No Other

The foundation had been laid.

And then.

Another.

Impact. The walls shot up.

With one word, the walls. But the damage was done. The foundation, cracked. Her, trapped.

Repairs.

 

Within the walls she paces. She traces. The seam under her feet.

The walls are permeable. She listens through them, her ear pressed flat against the concrete. Impact, over and over, until she backs away.

But walls, she says. There was more than just one word.

Another, respond the walls. Another, another.

But walls, she begs. After another!

No other, say the walls. Only another.

No other, she hears.

And she fills in the seam, and waits.

And she sweeps the floor on her knees, and finds a corner no one sees, and hides the dust in the grates.

And she waits.

 

Walls, she calls. Has anyone come?

None, say the walls.

Not one?

No one.

And she waits. Because there were more words than just one.

She thrashes, crushes her chest against the foundation, inhales from the grate.

Weeks pass.

One comes.

Another! She hears over the walls.

But when? She asks. When arrives no other?

But one has already gone.

 

She bolsters the walls, weathered and worn.
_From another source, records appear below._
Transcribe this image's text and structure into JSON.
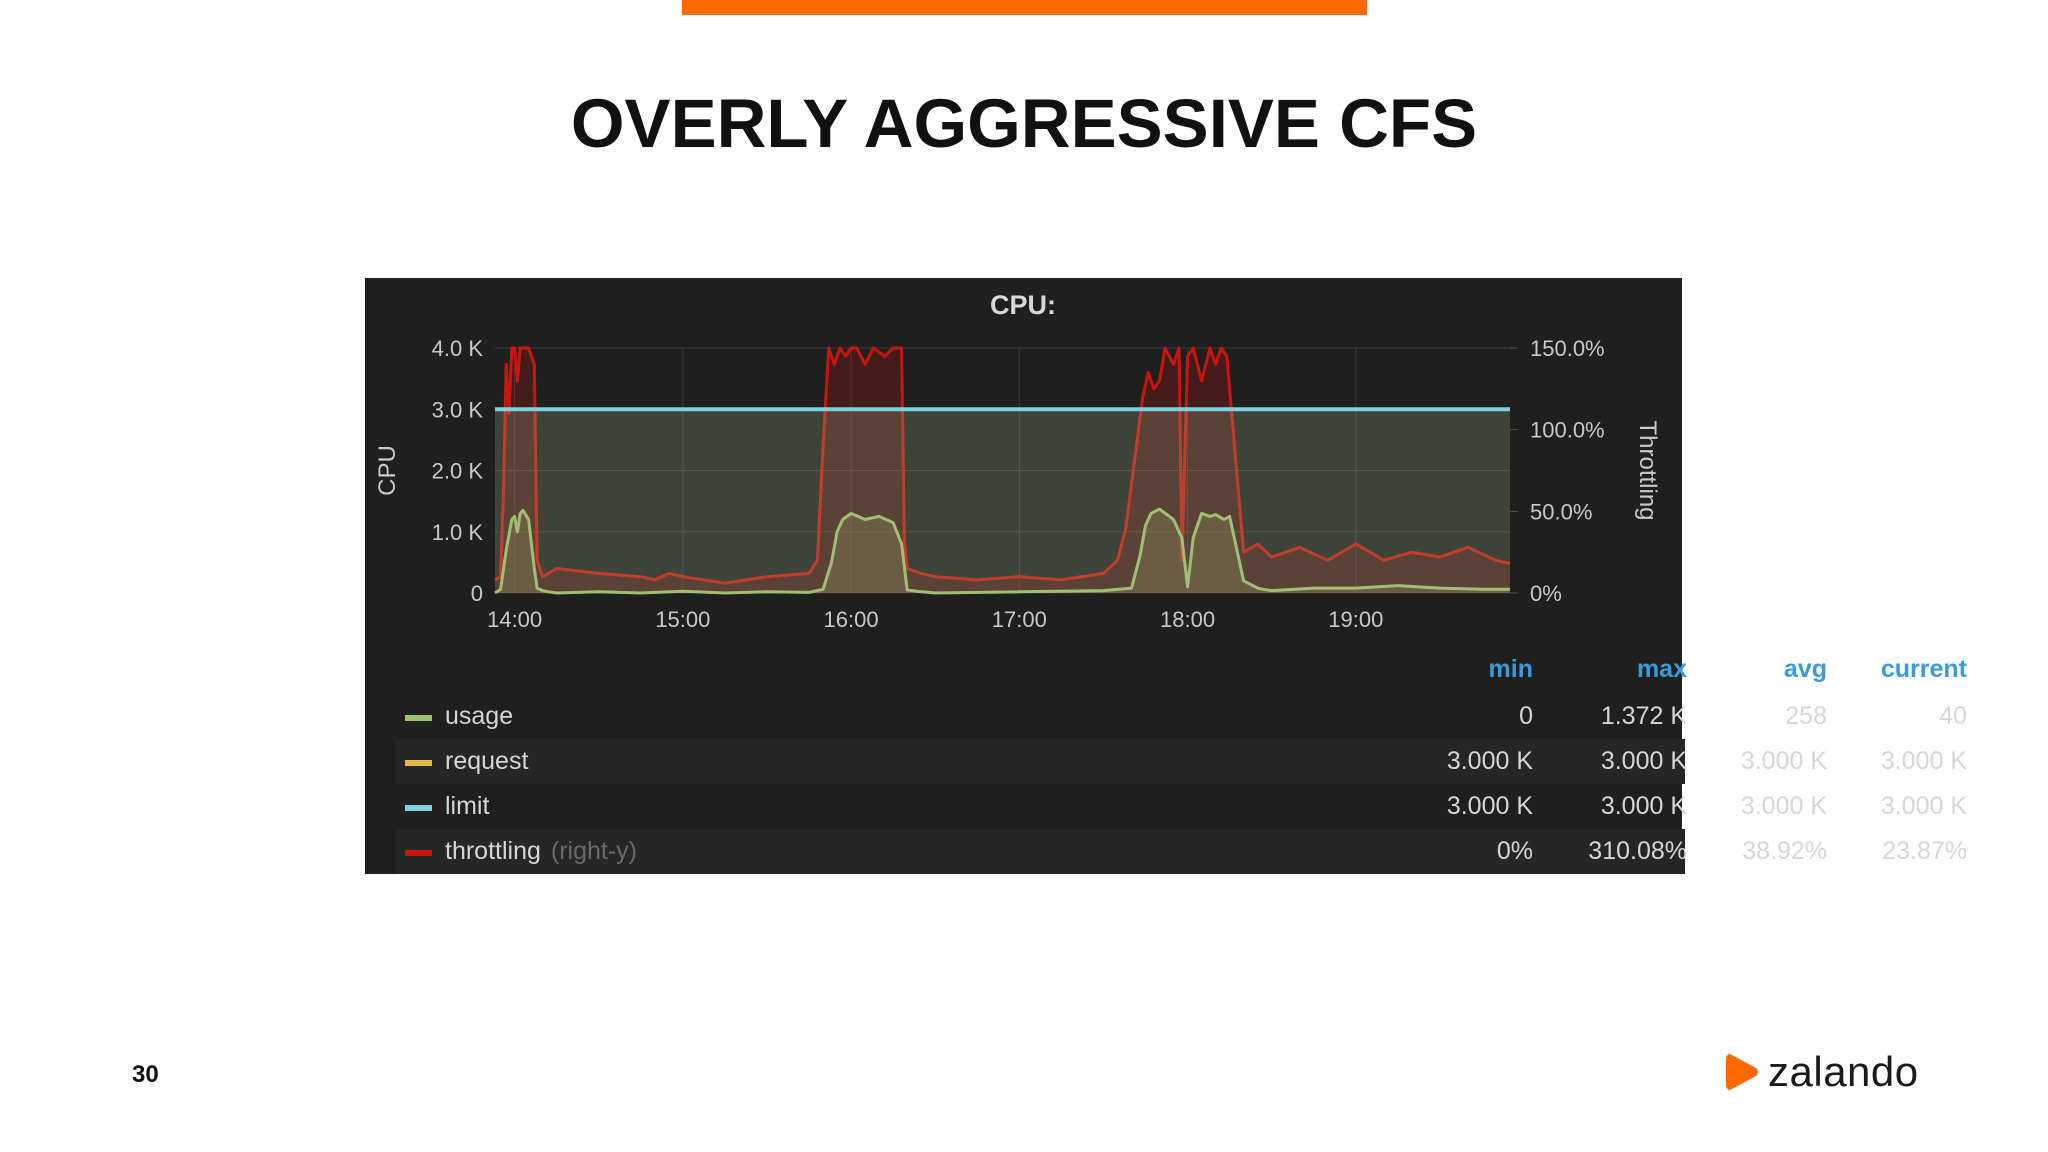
{
  "slide": {
    "title": "OVERLY AGGRESSIVE CFS",
    "page_number": "30",
    "logo_text": "zalando",
    "accent_color": "#ff6900"
  },
  "chart_data": {
    "type": "line",
    "title": "CPU:",
    "ylabel": "CPU",
    "ylabel_right": "Throttling",
    "x_ticks": [
      "14:00",
      "15:00",
      "16:00",
      "17:00",
      "18:00",
      "19:00"
    ],
    "y_ticks": [
      "0",
      "1.0 K",
      "2.0 K",
      "3.0 K",
      "4.0 K"
    ],
    "y_ticks_right": [
      "0%",
      "50.0%",
      "100.0%",
      "150.0%"
    ],
    "xlim": [
      "13:53",
      "19:55"
    ],
    "ylim": [
      0,
      4000
    ],
    "ylim_right": [
      0,
      150
    ],
    "grid": true,
    "legend_position": "bottom",
    "series": [
      {
        "name": "usage",
        "color": "#9fbf6a",
        "axis": "left",
        "x": [
          "13:53",
          "13:55",
          "13:57",
          "13:59",
          "14:00",
          "14:01",
          "14:02",
          "14:03",
          "14:05",
          "14:07",
          "14:08",
          "14:10",
          "14:12",
          "14:15",
          "14:30",
          "14:45",
          "15:00",
          "15:15",
          "15:30",
          "15:45",
          "15:50",
          "15:53",
          "15:55",
          "15:57",
          "16:00",
          "16:05",
          "16:10",
          "16:15",
          "16:18",
          "16:20",
          "16:25",
          "16:30",
          "17:00",
          "17:30",
          "17:40",
          "17:43",
          "17:45",
          "17:47",
          "17:50",
          "17:55",
          "17:58",
          "18:00",
          "18:02",
          "18:05",
          "18:08",
          "18:10",
          "18:13",
          "18:15",
          "18:20",
          "18:25",
          "18:27",
          "18:30",
          "18:45",
          "19:00",
          "19:15",
          "19:30",
          "19:45",
          "19:55"
        ],
        "y": [
          0,
          60,
          700,
          1200,
          1250,
          1000,
          1300,
          1350,
          1200,
          400,
          80,
          40,
          20,
          0,
          20,
          0,
          30,
          0,
          20,
          10,
          60,
          500,
          1000,
          1200,
          1300,
          1200,
          1250,
          1150,
          800,
          50,
          20,
          0,
          20,
          40,
          80,
          600,
          1100,
          1300,
          1370,
          1200,
          900,
          100,
          900,
          1300,
          1250,
          1280,
          1200,
          1250,
          200,
          80,
          60,
          40,
          80,
          80,
          120,
          80,
          60,
          60
        ]
      },
      {
        "name": "request",
        "color": "#e3b84a",
        "axis": "left",
        "x": [
          "13:53",
          "19:55"
        ],
        "y": [
          3000,
          3000
        ]
      },
      {
        "name": "limit",
        "color": "#7fd1e0",
        "axis": "left",
        "x": [
          "13:53",
          "19:55"
        ],
        "y": [
          3000,
          3000
        ]
      },
      {
        "name": "throttling",
        "color": "#c8160f",
        "axis": "right",
        "x": [
          "13:53",
          "13:55",
          "13:56",
          "13:57",
          "13:58",
          "13:59",
          "14:00",
          "14:01",
          "14:02",
          "14:05",
          "14:07",
          "14:08",
          "14:10",
          "14:15",
          "14:30",
          "14:45",
          "14:50",
          "14:55",
          "15:00",
          "15:15",
          "15:30",
          "15:45",
          "15:48",
          "15:50",
          "15:52",
          "15:54",
          "15:56",
          "15:58",
          "16:00",
          "16:02",
          "16:05",
          "16:08",
          "16:12",
          "16:15",
          "16:18",
          "16:19",
          "16:20",
          "16:25",
          "16:30",
          "16:45",
          "17:00",
          "17:15",
          "17:30",
          "17:35",
          "17:38",
          "17:41",
          "17:44",
          "17:46",
          "17:48",
          "17:50",
          "17:52",
          "17:55",
          "17:57",
          "17:58",
          "18:00",
          "18:02",
          "18:05",
          "18:08",
          "18:10",
          "18:12",
          "18:14",
          "18:20",
          "18:25",
          "18:30",
          "18:40",
          "18:50",
          "19:00",
          "19:10",
          "19:20",
          "19:30",
          "19:40",
          "19:50",
          "19:55"
        ],
        "y": [
          8,
          10,
          60,
          140,
          110,
          150,
          155,
          130,
          150,
          155,
          140,
          20,
          10,
          15,
          12,
          10,
          8,
          12,
          10,
          6,
          10,
          12,
          20,
          90,
          155,
          140,
          150,
          145,
          155,
          150,
          140,
          152,
          145,
          155,
          150,
          30,
          15,
          12,
          10,
          8,
          10,
          8,
          12,
          20,
          40,
          80,
          120,
          135,
          125,
          130,
          150,
          140,
          155,
          20,
          145,
          150,
          130,
          155,
          140,
          150,
          145,
          25,
          30,
          22,
          28,
          20,
          30,
          20,
          25,
          22,
          28,
          20,
          18
        ]
      }
    ],
    "legend_columns": [
      "min",
      "max",
      "avg",
      "current"
    ],
    "legend_rows": [
      {
        "name": "usage",
        "hint": "",
        "color": "#9fbf6a",
        "min": "0",
        "max": "1.372 K",
        "avg": "258",
        "current": "40"
      },
      {
        "name": "request",
        "hint": "",
        "color": "#e3b84a",
        "min": "3.000 K",
        "max": "3.000 K",
        "avg": "3.000 K",
        "current": "3.000 K"
      },
      {
        "name": "limit",
        "hint": "",
        "color": "#7fd1e0",
        "min": "3.000 K",
        "max": "3.000 K",
        "avg": "3.000 K",
        "current": "3.000 K"
      },
      {
        "name": "throttling",
        "hint": "(right-y)",
        "color": "#c8160f",
        "min": "0%",
        "max": "310.08%",
        "avg": "38.92%",
        "current": "23.87%"
      }
    ]
  }
}
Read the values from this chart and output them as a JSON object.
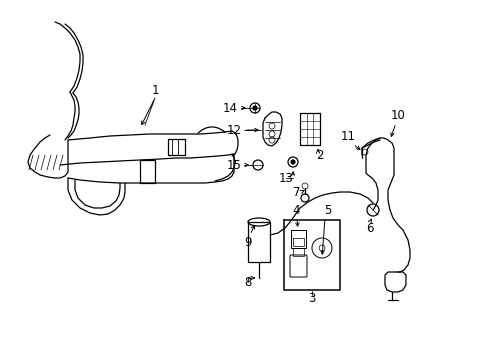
{
  "bg_color": "#ffffff",
  "line_color": "#000000",
  "text_color": "#000000",
  "label_fontsize": 8.5,
  "fig_w": 4.89,
  "fig_h": 3.6,
  "dpi": 100
}
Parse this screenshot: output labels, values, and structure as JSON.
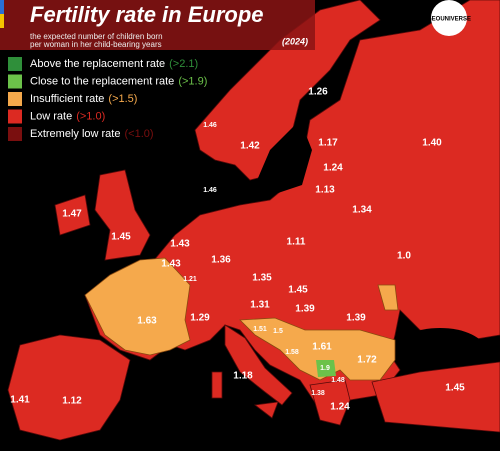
{
  "header": {
    "title": "Fertility rate in Europe",
    "subtitle_lines": [
      "the expected number of children born",
      "per woman in her child-bearing years"
    ],
    "year": "(2024)",
    "brand": "GEOUNIVERSE"
  },
  "legend": [
    {
      "label": "Above the replacement rate",
      "threshold": "(>2.1)",
      "color": "#2f8f3a"
    },
    {
      "label": "Close to the replacement rate",
      "threshold": "(>1.9)",
      "color": "#6cc24a"
    },
    {
      "label": "Insufficient rate",
      "threshold": "(>1.5)",
      "color": "#f5a94c"
    },
    {
      "label": "Low rate",
      "threshold": "(>1.0)",
      "color": "#dc2a22"
    },
    {
      "label": "Extremely low rate",
      "threshold": "(<1.0)",
      "color": "#7a0f0f"
    }
  ],
  "regions": [
    "1.26",
    "1.46",
    "1.42",
    "1.17",
    "1.40",
    "1.24",
    "1.13",
    "1.46",
    "1.47",
    "1.34",
    "1.45",
    "1.43",
    "1.11",
    "1.0",
    "1.43",
    "1.36",
    "1.21",
    "1.35",
    "1.45",
    "1.31",
    "1.39",
    "1.29",
    "1.63",
    "1.39",
    "1.51",
    "1.5",
    "1.61",
    "1.58",
    "1.72",
    "1.9",
    "1.18",
    "1.48",
    "1.45",
    "1.38",
    "1.41",
    "1.12",
    "1.24"
  ]
}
With her own fractured bones.

And hides the dust in the grates.

Months pass.

She lies in a heap on the pristine floor.

The walls this time call.

Your bones will shatter under such weight. Take them back.

But walls, she breathes. You will fall. I do not need bones, but walls.

And the walls lean heavily, and the edges of her bones turn to dust.

 

And she sweeps and she sweeps to maintain the foundation.

Waiting for no one beyond the walls.